Foto: AP/Jim Schulz/Chicago Zoological Society

Leipzig – Auf den ersten Blick klingt es nicht verwunderlich, dass Gorillas – ohne Werkzeuge zu benutzen – Nüsse knacken können. Immerhin sind die größten Menschenaffen der Welt nicht gerade schwächliche Erscheinungen. Ein näherer Blick zeigt jedoch, dass ihre Zähne keineswegs darauf ausgelegt sind, harte Schalen zu knacken. Wenn sie es also, wie nun beobachtet, trotzdem tun, setzen die Gorillas ihr Gebiss einer extremen Beanspruchung aus, berichtet das Max-Planck-Institut für evolutionäre Anthropologie.

Die Backenzähne von Gorillas sind im Vergleich zu denen anderer Menschenaffenarten größer und besitzen höhere Höcker mit schärferen Scherkanten. Das wird als Anpassung an das langanhaltende Kauen faserigen Pflanzenmaterials, die Hauptnahrung der fast ausschließlich vegetarisch lebenden Tiere, gewertet. Andererseits sind ihre Zähne nicht gut für den Verzehr von harter und spröder Nahrung wie etwa Nüssen geeignet. Die hohen Scherkanten der Backenzähne können dadurch beschädigt werden.

Gesehen und gehört

"Ich war erstaunt, als wir die Gorillas zum ersten Mal dabei beobachteten, wie sie Nüsse fraßen", sagt Martha Robbins, Seniorautorin der Studie, die im "American Journal of Physical Anthropology" erschienen ist. "Wir können es nicht nur sehen, sondern auch hören, wenn die Nussschale unter der unglaublichen Stärke des Bisses nachgibt. Gorillas haben offensichtlich große, kräftige Kiefer; trotzdem hatten wir dieses Verhalten eigentlich nicht erwartet, weil ihre Zähne dafür nicht gut geeignet sind."
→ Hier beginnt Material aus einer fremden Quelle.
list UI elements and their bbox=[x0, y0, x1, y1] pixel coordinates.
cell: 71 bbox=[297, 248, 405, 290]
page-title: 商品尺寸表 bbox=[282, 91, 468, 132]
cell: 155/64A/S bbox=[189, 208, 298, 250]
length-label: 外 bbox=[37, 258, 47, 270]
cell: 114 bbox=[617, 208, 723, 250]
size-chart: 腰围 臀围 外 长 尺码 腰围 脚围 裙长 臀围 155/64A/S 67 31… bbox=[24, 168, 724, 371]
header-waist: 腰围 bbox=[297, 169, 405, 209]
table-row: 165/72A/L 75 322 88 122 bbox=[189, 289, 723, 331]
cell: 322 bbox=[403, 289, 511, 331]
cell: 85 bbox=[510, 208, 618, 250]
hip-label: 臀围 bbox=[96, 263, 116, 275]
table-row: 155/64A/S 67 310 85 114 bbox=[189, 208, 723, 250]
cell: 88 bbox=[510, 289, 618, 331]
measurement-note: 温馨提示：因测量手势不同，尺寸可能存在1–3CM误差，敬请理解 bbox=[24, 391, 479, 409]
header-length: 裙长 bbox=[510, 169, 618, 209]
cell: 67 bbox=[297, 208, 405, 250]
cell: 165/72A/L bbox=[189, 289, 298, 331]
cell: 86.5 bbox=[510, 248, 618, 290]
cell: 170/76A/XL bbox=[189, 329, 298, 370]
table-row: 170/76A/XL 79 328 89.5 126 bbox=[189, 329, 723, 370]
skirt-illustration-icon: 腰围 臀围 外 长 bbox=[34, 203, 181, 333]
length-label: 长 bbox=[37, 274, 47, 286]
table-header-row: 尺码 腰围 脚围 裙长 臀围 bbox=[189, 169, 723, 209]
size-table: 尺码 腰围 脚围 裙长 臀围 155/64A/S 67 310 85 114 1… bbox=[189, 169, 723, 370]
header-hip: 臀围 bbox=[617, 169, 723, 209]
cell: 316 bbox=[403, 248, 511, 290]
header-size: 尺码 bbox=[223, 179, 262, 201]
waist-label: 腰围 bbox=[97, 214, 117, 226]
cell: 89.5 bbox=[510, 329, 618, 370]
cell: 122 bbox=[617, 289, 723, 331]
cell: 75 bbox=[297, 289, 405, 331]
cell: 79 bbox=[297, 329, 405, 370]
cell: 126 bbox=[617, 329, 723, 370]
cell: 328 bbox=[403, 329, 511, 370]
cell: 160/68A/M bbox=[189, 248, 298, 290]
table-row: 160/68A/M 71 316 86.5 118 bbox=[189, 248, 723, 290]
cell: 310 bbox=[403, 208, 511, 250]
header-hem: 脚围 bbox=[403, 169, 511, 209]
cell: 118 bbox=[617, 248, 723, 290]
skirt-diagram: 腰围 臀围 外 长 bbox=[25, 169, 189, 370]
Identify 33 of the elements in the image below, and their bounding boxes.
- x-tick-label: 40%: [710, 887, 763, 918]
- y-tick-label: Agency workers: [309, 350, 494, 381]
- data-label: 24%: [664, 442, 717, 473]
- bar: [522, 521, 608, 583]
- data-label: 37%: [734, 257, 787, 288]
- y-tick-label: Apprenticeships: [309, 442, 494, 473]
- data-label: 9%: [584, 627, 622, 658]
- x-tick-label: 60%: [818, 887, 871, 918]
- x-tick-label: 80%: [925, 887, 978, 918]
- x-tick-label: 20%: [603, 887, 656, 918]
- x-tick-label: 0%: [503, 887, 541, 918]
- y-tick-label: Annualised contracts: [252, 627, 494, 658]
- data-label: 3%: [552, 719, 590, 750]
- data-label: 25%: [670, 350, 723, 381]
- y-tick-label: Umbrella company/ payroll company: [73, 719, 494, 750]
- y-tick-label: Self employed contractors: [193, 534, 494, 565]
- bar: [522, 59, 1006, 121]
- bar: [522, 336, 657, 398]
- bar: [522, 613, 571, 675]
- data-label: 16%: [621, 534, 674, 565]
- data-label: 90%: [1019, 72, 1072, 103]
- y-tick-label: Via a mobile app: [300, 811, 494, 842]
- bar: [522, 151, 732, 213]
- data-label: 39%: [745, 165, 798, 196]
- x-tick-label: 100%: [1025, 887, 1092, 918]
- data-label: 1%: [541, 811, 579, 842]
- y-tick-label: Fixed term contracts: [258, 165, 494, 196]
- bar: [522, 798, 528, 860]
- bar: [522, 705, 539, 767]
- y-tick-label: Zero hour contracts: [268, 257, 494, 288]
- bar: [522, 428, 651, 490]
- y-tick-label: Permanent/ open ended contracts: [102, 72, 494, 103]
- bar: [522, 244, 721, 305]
Für die drei Monate im Jahr, in denen die auch als "Afrikanische Walnüsse" bezeichneten Nüsse von Coula edulis verfügbar sind, konzentriert sich die Ernährung der Westlichen Flachlandgorillas im Loango-Nationalpark in Gabun auf diese energiereiche Nahrungsquelle. Sie verbringen bis zu drei Stunden täglich damit, sich zu dem weichen Kern durchzubeißen. Und das erfordert ordentlich Aufwand: Um die Nüsse zu knacken, muss ein Gewicht von etwa 270 Kilogramm auf sie einwirken, was einer Kraft von 2.648 Newton entspricht.

Kulturelle Unterschiede

Andere Tiere sind dafür besser gerüstet und haben starke, abgerundete Backenzähne, die wie Mörser und Stößel wirken und spröde Nahrung sehr effizient aufknacken. Gorillazähne hingegen sind wie die Zähne anderer Blattfresser mit hohen Zahnhöckern mit zusätzlichen Kanten zum Zerschneiden von zäher Nahrung ausgestattet. Unter der gewaltigen Beißkraft, die zum Knacken von Nüssen erforderlich ist, können solche scharfkantigen Zähne leicht brechen, zudem nutzen sie sich schneller ab. Und sie sind anscheinend auch nicht in der Lage dazu, ihre Zähne so zu schützen, wie es Schimpansen tun – die benutzen zum Nüsseknacken nämlich Werkzeuge.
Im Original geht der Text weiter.